A cloud provider’s single-zone VM/network outage
A cloud provider’s regional VM/network outage
The operator accidentally deletes a database, requiring a restore from backup
Another aspect to think about is risk factors; these are global factors that affect the overall time to detection (TTD) and time to repair (TTR). These tend to be operational factors that can increase the time needed to detect outages (for example when using log-based metrics) or alert the on-call engineers. Another example could be a lack of playbooks/documentation or lack of automatic procedures. For example, you have:
Estimated time to detection (ETTD) of +30m due to operational overload such as noisy alerting
A 10% greater frequency of a possible failure, due to lack of postmortems or action item follow-up
Brainstorming guidelines: Recommendation for the facilitator
Beyond the technical aspects of what to look for in a potential risk to your service, there are some best practices to consider when holding a brainstorming session with your team.
Start the discussion with a high-level block diagram of the service, its users, and its dependencies.
Get a set of diverse opinions in the room — different roles that intersect with the product differently than you do. Also, avoid having only one party speak. Ask participants for the ways in which each element of the diagram could cause an error to be served to the user. Group similar root causes together into a single risk category, such as “database outage”.
Try to avoid spending too long discussing things where the estimated time between a given failure is longer than a couple of years, or where the impact is limited to a very small subset of users.
Creating your risk catalog
You don’t need to capture an endless list of risks; seven to 12 risks per Service Level Indicator (SLI) are sufficient. The important thing is that the data capture high probability and critical risks.
Starting with real outages is best. Those can be as simple as unavailability of <depended service or network>.
Capture both infrastructure- and software-related issues.
Think about risks that can affect the SLI, the time-to-detect and time-to-resolve, and frequency — more on those metrics below.
Capture both risks in the risk catalog and risk factors (global factors).
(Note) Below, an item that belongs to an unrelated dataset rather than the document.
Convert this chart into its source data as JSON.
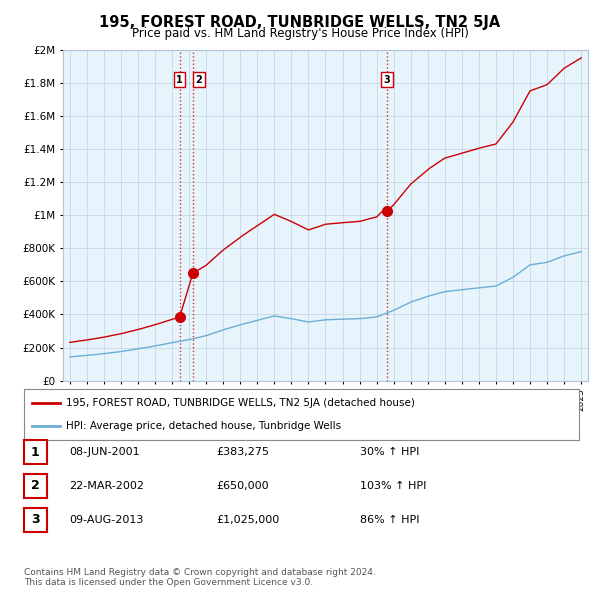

For example, the risk of not having a playbook adds to your time-to-repair; not having alerts for the CUJ adds to the time-to-detection; the risk of a log sync delay of x minutes increases your time-to-detection by the same amount. Then, catalog all these risks and their associated impacts to a global impacts tab.
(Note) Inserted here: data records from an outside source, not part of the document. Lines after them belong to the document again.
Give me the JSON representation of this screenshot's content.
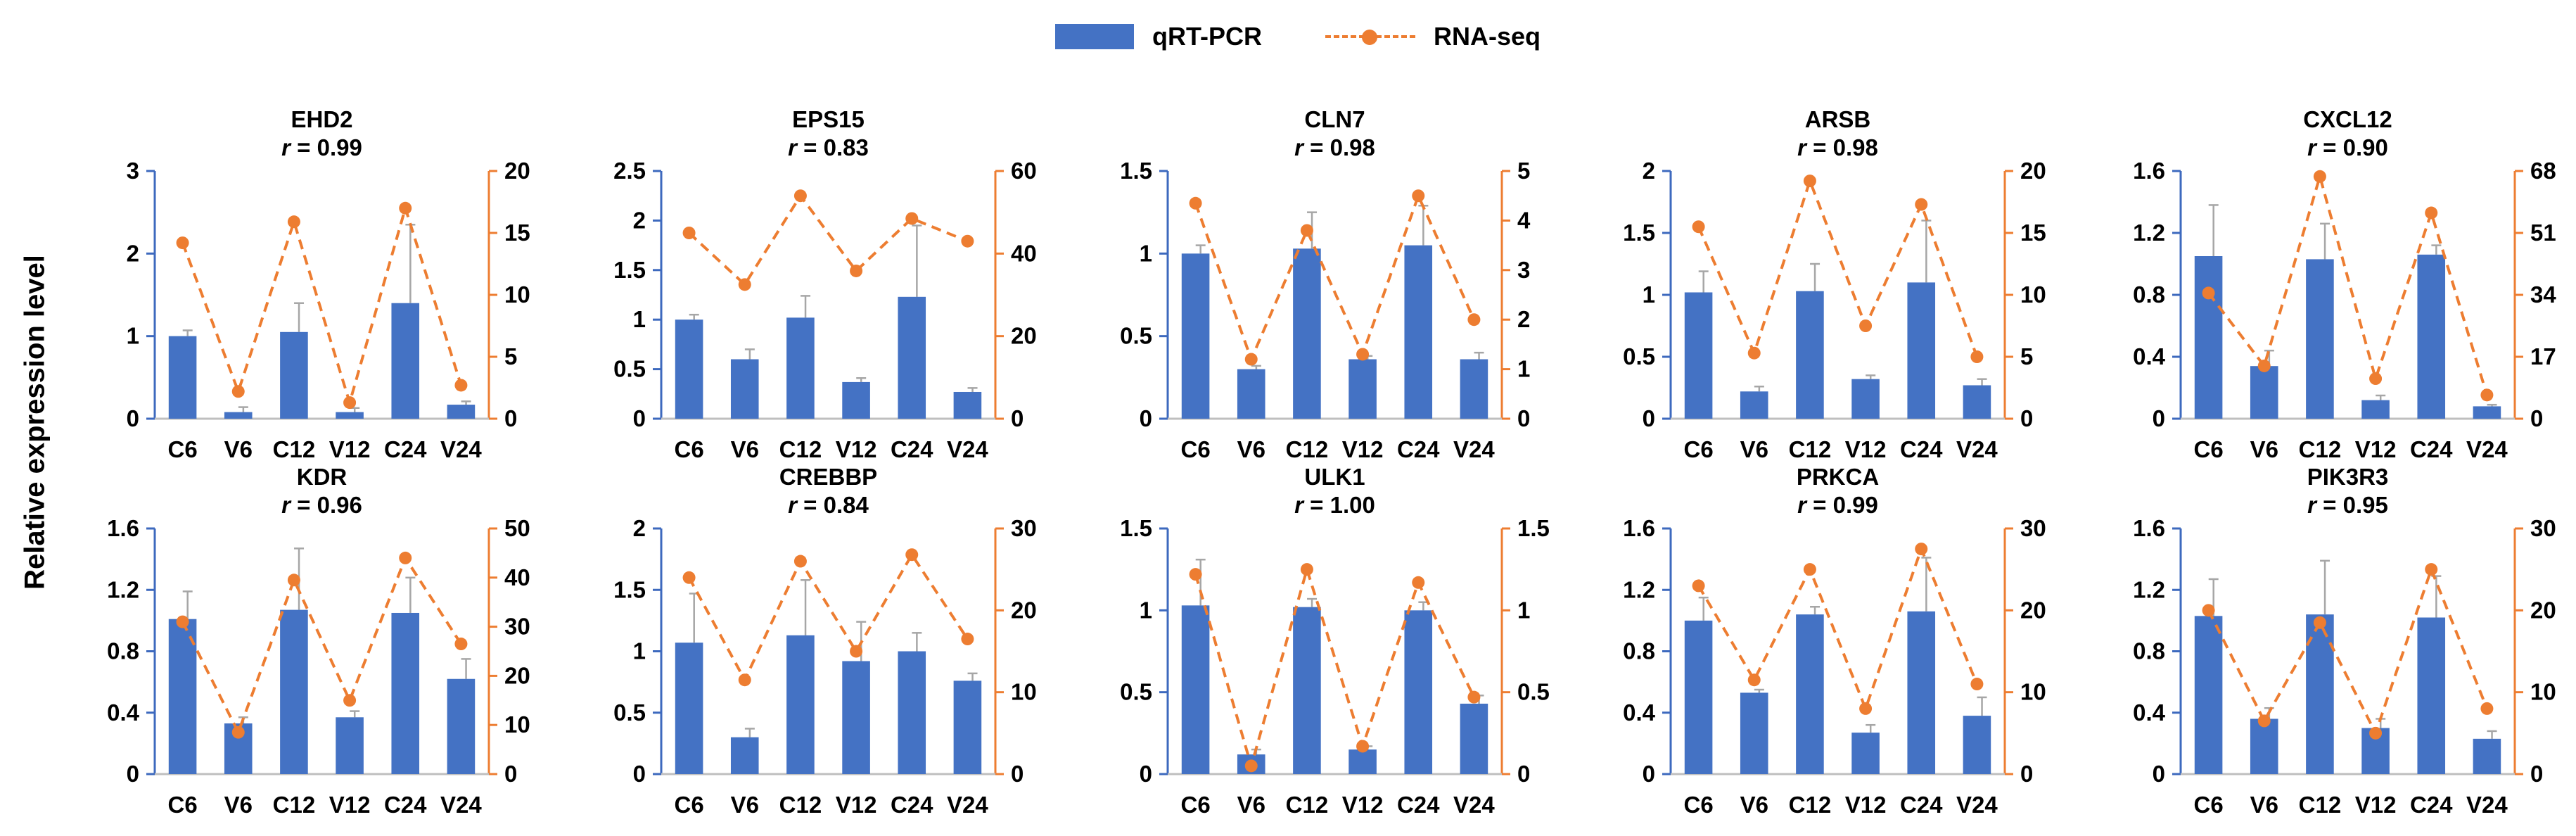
{
  "legend": {
    "bar_label": "qRT-PCR",
    "line_label": "RNA-seq"
  },
  "ylabel": "Relative expression level",
  "colors": {
    "bar": "#4472C4",
    "line": "#ED7D31",
    "axis_left": "#3D69BE",
    "axis_right": "#ED7D31",
    "error_bar": "#A6A6A6"
  },
  "chart_data": [
    {
      "type": "bar+line",
      "title": "EHD2",
      "r_label": "r",
      "r_value": "= 0.99",
      "categories": [
        "C6",
        "V6",
        "C12",
        "V12",
        "C24",
        "V24"
      ],
      "y_ticks": [
        "0",
        "1",
        "2",
        "3"
      ],
      "ylim": [
        0,
        3
      ],
      "y2_ticks": [
        "0",
        "5",
        "10",
        "15",
        "20"
      ],
      "y2lim": [
        0,
        20
      ],
      "series": [
        {
          "name": "qRT-PCR",
          "axis": "left",
          "values": [
            1.0,
            0.08,
            1.05,
            0.08,
            1.4,
            0.17
          ],
          "errors": [
            0.07,
            0.06,
            0.35,
            0.05,
            0.95,
            0.04
          ]
        },
        {
          "name": "RNA-seq",
          "axis": "right",
          "values": [
            14.2,
            2.2,
            15.9,
            1.3,
            17.0,
            2.7
          ]
        }
      ]
    },
    {
      "type": "bar+line",
      "title": "EPS15",
      "r_label": "r",
      "r_value": "= 0.83",
      "categories": [
        "C6",
        "V6",
        "C12",
        "V12",
        "C24",
        "V24"
      ],
      "y_ticks": [
        "0",
        "0.5",
        "1",
        "1.5",
        "2",
        "2.5"
      ],
      "ylim": [
        0,
        2.5
      ],
      "y2_ticks": [
        "0",
        "20",
        "40",
        "60"
      ],
      "y2lim": [
        0,
        60
      ],
      "series": [
        {
          "name": "qRT-PCR",
          "axis": "left",
          "values": [
            1.0,
            0.6,
            1.02,
            0.37,
            1.23,
            0.27
          ],
          "errors": [
            0.05,
            0.1,
            0.22,
            0.04,
            0.72,
            0.04
          ]
        },
        {
          "name": "RNA-seq",
          "axis": "right",
          "values": [
            45.0,
            32.5,
            54.0,
            35.8,
            48.5,
            43.0
          ]
        }
      ]
    },
    {
      "type": "bar+line",
      "title": "CLN7",
      "r_label": "r",
      "r_value": "= 0.98",
      "categories": [
        "C6",
        "V6",
        "C12",
        "V12",
        "C24",
        "V24"
      ],
      "y_ticks": [
        "0",
        "0.5",
        "1",
        "1.5"
      ],
      "ylim": [
        0,
        1.5
      ],
      "y2_ticks": [
        "0",
        "1",
        "2",
        "3",
        "4",
        "5"
      ],
      "y2lim": [
        0,
        5
      ],
      "series": [
        {
          "name": "qRT-PCR",
          "axis": "left",
          "values": [
            1.0,
            0.3,
            1.03,
            0.36,
            1.05,
            0.36
          ],
          "errors": [
            0.05,
            0.02,
            0.22,
            0.02,
            0.24,
            0.04
          ]
        },
        {
          "name": "RNA-seq",
          "axis": "right",
          "values": [
            4.35,
            1.2,
            3.8,
            1.3,
            4.5,
            2.0
          ]
        }
      ]
    },
    {
      "type": "bar+line",
      "title": "ARSB",
      "r_label": "r",
      "r_value": "= 0.98",
      "categories": [
        "C6",
        "V6",
        "C12",
        "V12",
        "C24",
        "V24"
      ],
      "y_ticks": [
        "0",
        "0.5",
        "1",
        "1.5",
        "2"
      ],
      "ylim": [
        0,
        2
      ],
      "y2_ticks": [
        "0",
        "5",
        "10",
        "15",
        "20"
      ],
      "y2lim": [
        0,
        20
      ],
      "series": [
        {
          "name": "qRT-PCR",
          "axis": "left",
          "values": [
            1.02,
            0.22,
            1.03,
            0.32,
            1.1,
            0.27
          ],
          "errors": [
            0.17,
            0.04,
            0.22,
            0.03,
            0.5,
            0.05
          ]
        },
        {
          "name": "RNA-seq",
          "axis": "right",
          "values": [
            15.5,
            5.3,
            19.2,
            7.5,
            17.3,
            5.0
          ]
        }
      ]
    },
    {
      "type": "bar+line",
      "title": "CXCL12",
      "r_label": "r",
      "r_value": "= 0.90",
      "categories": [
        "C6",
        "V6",
        "C12",
        "V12",
        "C24",
        "V24"
      ],
      "y_ticks": [
        "0",
        "0.4",
        "0.8",
        "1.2",
        "1.6"
      ],
      "ylim": [
        0,
        1.6
      ],
      "y2_ticks": [
        "0",
        "17",
        "34",
        "51",
        "68"
      ],
      "y2lim": [
        0,
        68
      ],
      "series": [
        {
          "name": "qRT-PCR",
          "axis": "left",
          "values": [
            1.05,
            0.34,
            1.03,
            0.12,
            1.06,
            0.08
          ],
          "errors": [
            0.33,
            0.1,
            0.23,
            0.03,
            0.06,
            0.01
          ]
        },
        {
          "name": "RNA-seq",
          "axis": "right",
          "values": [
            34.5,
            14.5,
            66.5,
            11.0,
            56.5,
            6.5
          ]
        }
      ]
    },
    {
      "type": "bar+line",
      "title": "KDR",
      "r_label": "r",
      "r_value": "= 0.96",
      "categories": [
        "C6",
        "V6",
        "C12",
        "V12",
        "C24",
        "V24"
      ],
      "y_ticks": [
        "0",
        "0.4",
        "0.8",
        "1.2",
        "1.6"
      ],
      "ylim": [
        0,
        1.6
      ],
      "y2_ticks": [
        "0",
        "10",
        "20",
        "30",
        "40",
        "50"
      ],
      "y2lim": [
        0,
        50
      ],
      "series": [
        {
          "name": "qRT-PCR",
          "axis": "left",
          "values": [
            1.01,
            0.33,
            1.07,
            0.37,
            1.05,
            0.62
          ],
          "errors": [
            0.18,
            0.04,
            0.4,
            0.04,
            0.23,
            0.13
          ]
        },
        {
          "name": "RNA-seq",
          "axis": "right",
          "values": [
            31.0,
            8.5,
            39.5,
            15.0,
            44.0,
            26.5
          ]
        }
      ]
    },
    {
      "type": "bar+line",
      "title": "CREBBP",
      "r_label": "r",
      "r_value": "= 0.84",
      "categories": [
        "C6",
        "V6",
        "C12",
        "V12",
        "C24",
        "V24"
      ],
      "y_ticks": [
        "0",
        "0.5",
        "1",
        "1.5",
        "2"
      ],
      "ylim": [
        0,
        2
      ],
      "y2_ticks": [
        "0",
        "10",
        "20",
        "30"
      ],
      "y2lim": [
        0,
        30
      ],
      "series": [
        {
          "name": "qRT-PCR",
          "axis": "left",
          "values": [
            1.07,
            0.3,
            1.13,
            0.92,
            1.0,
            0.76
          ],
          "errors": [
            0.4,
            0.07,
            0.45,
            0.32,
            0.15,
            0.06
          ]
        },
        {
          "name": "RNA-seq",
          "axis": "right",
          "values": [
            24.0,
            11.5,
            26.0,
            15.0,
            26.8,
            16.5
          ]
        }
      ]
    },
    {
      "type": "bar+line",
      "title": "ULK1",
      "r_label": "r",
      "r_value": "= 1.00",
      "categories": [
        "C6",
        "V6",
        "C12",
        "V12",
        "C24",
        "V24"
      ],
      "y_ticks": [
        "0",
        "0.5",
        "1",
        "1.5"
      ],
      "ylim": [
        0,
        1.5
      ],
      "y2_ticks": [
        "0",
        "0.5",
        "1",
        "1.5"
      ],
      "y2lim": [
        0,
        1.5
      ],
      "series": [
        {
          "name": "qRT-PCR",
          "axis": "left",
          "values": [
            1.03,
            0.12,
            1.02,
            0.15,
            1.0,
            0.43
          ],
          "errors": [
            0.28,
            0.03,
            0.05,
            0.02,
            0.05,
            0.05
          ]
        },
        {
          "name": "RNA-seq",
          "axis": "right",
          "values": [
            1.22,
            0.05,
            1.25,
            0.17,
            1.17,
            0.47
          ]
        }
      ]
    },
    {
      "type": "bar+line",
      "title": "PRKCA",
      "r_label": "r",
      "r_value": "= 0.99",
      "categories": [
        "C6",
        "V6",
        "C12",
        "V12",
        "C24",
        "V24"
      ],
      "y_ticks": [
        "0",
        "0.4",
        "0.8",
        "1.2",
        "1.6"
      ],
      "ylim": [
        0,
        1.6
      ],
      "y2_ticks": [
        "0",
        "10",
        "20",
        "30"
      ],
      "y2lim": [
        0,
        30
      ],
      "series": [
        {
          "name": "qRT-PCR",
          "axis": "left",
          "values": [
            1.0,
            0.53,
            1.04,
            0.27,
            1.06,
            0.38
          ],
          "errors": [
            0.15,
            0.02,
            0.05,
            0.05,
            0.35,
            0.12
          ]
        },
        {
          "name": "RNA-seq",
          "axis": "right",
          "values": [
            23.0,
            11.5,
            25.0,
            8.0,
            27.5,
            11.0
          ]
        }
      ]
    },
    {
      "type": "bar+line",
      "title": "PIK3R3",
      "r_label": "r",
      "r_value": "= 0.95",
      "categories": [
        "C6",
        "V6",
        "C12",
        "V12",
        "C24",
        "V24"
      ],
      "y_ticks": [
        "0",
        "0.4",
        "0.8",
        "1.2",
        "1.6"
      ],
      "ylim": [
        0,
        1.6
      ],
      "y2_ticks": [
        "0",
        "10",
        "20",
        "30"
      ],
      "y2lim": [
        0,
        30
      ],
      "series": [
        {
          "name": "qRT-PCR",
          "axis": "left",
          "values": [
            1.03,
            0.36,
            1.04,
            0.3,
            1.02,
            0.23
          ],
          "errors": [
            0.24,
            0.07,
            0.35,
            0.06,
            0.27,
            0.05
          ]
        },
        {
          "name": "RNA-seq",
          "axis": "right",
          "values": [
            20.0,
            6.5,
            18.5,
            5.0,
            25.0,
            8.0
          ]
        }
      ]
    }
  ]
}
Here are a few examples of risks:
A new release breaks a small set of requests; not detected for a day; quick rollback when detected.
A new release breaks a sizable subset of requests; and no automatic rollback.
A configuration mishap reduces capacity / Unnoticed growth in usage hits max.
Recommendation: Examining the data/result of implementing the SLI will give you a good indication of where you stand in regard to achieving your targets. I recommend starting with creating one dashboard for each CUJ — ideally a dashboard that includes metrics that will also allow us to troubleshoot and debug problems in achieving the SLOs.
Analyzing the risks
Now that you’ve generated a list of potential risks, it’s time to analyze them, in order to prioritize their likelihood, and potentially find ways to mitigate against them. It’s time, in other words, to do a risk analysis.
Risk analysis provides a data-driven approach to address and prioritize the needed risks, by estimating four key dimensions: the above-mentioned TTD and TTR, as well as time-between failures (TBF), and their impact on users.
In Shrinking the impact of production incidents using SRE principles, we introduced a diagram of the production incident cycle. Blue represents when users are happy, and red represents when users are unhappy.
The time that your services are unreliable and your users are unhappy consists of the time-to-detect and the time-to-repair, and is affected by the frequency of incidents (which can be translated to time-between-failures).